Im Albumkontext offenbart das Muster allerdings Abnutzungsspuren. Schon nach wenigen Songs ist das Prinzip komplett entschlüsselt, ergo der Ablauf eines jeden Tracks vorhersehbar. Was für sich stehend perfekt funktioniert, nimmt sich sozusagen gegenseitig die Luft zum Atmen. Immerhin gibt es Songs, die sich davon etwas freischwimmen, weil sie schlicht brutal abliefern.

So wächst "Make Believe" beispielsweise über den Standard hinaus und schickt sich mit seinem hymnenhaften Chorus an, die großen Venues in Schach zu halten. Wie die meisten modernen Metalcore-Bands verzichten auch Memphis May Fire nicht ganz auf Synthies. Die fügen sich hier aber ganz prächtig ein in Songwriting und Sound. Für die druckvolle Produktion gibt's ohnehin Schulterklopfer.

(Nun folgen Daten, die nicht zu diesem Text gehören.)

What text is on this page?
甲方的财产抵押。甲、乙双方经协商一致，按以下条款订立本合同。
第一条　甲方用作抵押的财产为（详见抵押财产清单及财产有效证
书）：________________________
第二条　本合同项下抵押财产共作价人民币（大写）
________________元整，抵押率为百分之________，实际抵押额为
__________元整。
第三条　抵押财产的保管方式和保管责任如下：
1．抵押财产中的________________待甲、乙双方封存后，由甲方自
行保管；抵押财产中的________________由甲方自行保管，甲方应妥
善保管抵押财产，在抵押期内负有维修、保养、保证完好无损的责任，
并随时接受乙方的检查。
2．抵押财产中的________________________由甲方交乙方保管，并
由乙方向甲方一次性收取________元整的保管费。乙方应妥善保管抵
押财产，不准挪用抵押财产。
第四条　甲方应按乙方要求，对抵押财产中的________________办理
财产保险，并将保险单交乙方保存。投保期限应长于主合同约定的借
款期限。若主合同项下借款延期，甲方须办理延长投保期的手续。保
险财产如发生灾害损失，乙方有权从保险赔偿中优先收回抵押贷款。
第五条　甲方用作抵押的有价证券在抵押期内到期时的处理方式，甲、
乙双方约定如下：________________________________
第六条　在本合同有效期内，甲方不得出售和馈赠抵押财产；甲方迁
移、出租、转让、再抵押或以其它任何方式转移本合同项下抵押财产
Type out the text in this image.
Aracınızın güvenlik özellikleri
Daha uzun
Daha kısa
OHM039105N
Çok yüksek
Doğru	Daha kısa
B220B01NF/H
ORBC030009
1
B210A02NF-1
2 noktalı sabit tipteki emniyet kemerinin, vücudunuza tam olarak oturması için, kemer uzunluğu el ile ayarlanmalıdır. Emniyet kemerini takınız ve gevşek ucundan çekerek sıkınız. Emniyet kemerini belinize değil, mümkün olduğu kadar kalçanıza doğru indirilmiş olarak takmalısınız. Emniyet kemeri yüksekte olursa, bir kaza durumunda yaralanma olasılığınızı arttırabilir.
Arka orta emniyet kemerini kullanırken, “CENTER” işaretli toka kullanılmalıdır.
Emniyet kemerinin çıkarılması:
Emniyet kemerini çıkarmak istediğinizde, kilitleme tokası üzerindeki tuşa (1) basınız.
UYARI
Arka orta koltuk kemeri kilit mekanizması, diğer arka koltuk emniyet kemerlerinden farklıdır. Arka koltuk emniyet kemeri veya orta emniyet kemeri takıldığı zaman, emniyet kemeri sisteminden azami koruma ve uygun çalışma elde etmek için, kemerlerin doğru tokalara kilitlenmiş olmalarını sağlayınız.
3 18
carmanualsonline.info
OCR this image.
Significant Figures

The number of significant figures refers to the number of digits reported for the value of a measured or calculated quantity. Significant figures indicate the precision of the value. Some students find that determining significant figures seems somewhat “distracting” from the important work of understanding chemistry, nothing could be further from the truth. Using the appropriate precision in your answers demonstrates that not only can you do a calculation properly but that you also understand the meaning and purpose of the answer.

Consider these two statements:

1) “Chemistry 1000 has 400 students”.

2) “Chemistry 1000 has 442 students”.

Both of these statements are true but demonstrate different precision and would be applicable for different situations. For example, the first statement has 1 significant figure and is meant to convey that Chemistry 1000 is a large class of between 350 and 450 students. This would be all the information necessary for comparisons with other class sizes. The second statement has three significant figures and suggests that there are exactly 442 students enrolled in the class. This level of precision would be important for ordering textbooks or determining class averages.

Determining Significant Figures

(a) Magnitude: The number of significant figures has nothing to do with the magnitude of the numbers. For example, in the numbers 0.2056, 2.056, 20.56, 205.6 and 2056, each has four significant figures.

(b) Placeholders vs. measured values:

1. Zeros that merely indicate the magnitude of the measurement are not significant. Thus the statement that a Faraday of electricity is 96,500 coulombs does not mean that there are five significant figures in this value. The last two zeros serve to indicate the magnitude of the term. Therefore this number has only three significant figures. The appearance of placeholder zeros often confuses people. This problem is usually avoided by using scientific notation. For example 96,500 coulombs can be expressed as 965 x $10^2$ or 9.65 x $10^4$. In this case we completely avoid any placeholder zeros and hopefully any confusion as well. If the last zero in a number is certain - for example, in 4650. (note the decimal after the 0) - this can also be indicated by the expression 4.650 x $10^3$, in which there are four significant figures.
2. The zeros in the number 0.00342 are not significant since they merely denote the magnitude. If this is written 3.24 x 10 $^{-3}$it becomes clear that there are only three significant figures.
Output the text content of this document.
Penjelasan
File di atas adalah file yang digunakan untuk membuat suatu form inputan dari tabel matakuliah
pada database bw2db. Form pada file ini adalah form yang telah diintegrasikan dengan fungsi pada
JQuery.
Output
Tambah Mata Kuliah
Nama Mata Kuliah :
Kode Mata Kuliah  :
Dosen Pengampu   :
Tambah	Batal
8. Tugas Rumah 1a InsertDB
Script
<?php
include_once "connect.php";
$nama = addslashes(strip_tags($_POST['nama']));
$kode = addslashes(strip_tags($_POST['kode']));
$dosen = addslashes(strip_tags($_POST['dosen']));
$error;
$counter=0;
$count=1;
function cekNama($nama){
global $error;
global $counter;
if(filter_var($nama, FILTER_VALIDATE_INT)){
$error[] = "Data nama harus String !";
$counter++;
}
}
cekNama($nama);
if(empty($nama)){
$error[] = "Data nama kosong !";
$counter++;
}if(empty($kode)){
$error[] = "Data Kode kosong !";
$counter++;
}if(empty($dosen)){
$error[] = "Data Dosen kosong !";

Auch die mit Sprechgesang versehene Crossover-Nummer "Misery" bringt einen Funken Varianz in die schablonenhafte Mixtur. "Somebody" verhüllt sich als lupenreiner Radiorock-Song, groovt dezent vor sich hin, nur um dann noch mal richtig auszuteilen. Das hat schon Qualität und bleibt vor allem hartnäckig im Ohr haften. Überhaupt entpuppen sich die Texaner als verlässliche Metalcore-Hitmaschine.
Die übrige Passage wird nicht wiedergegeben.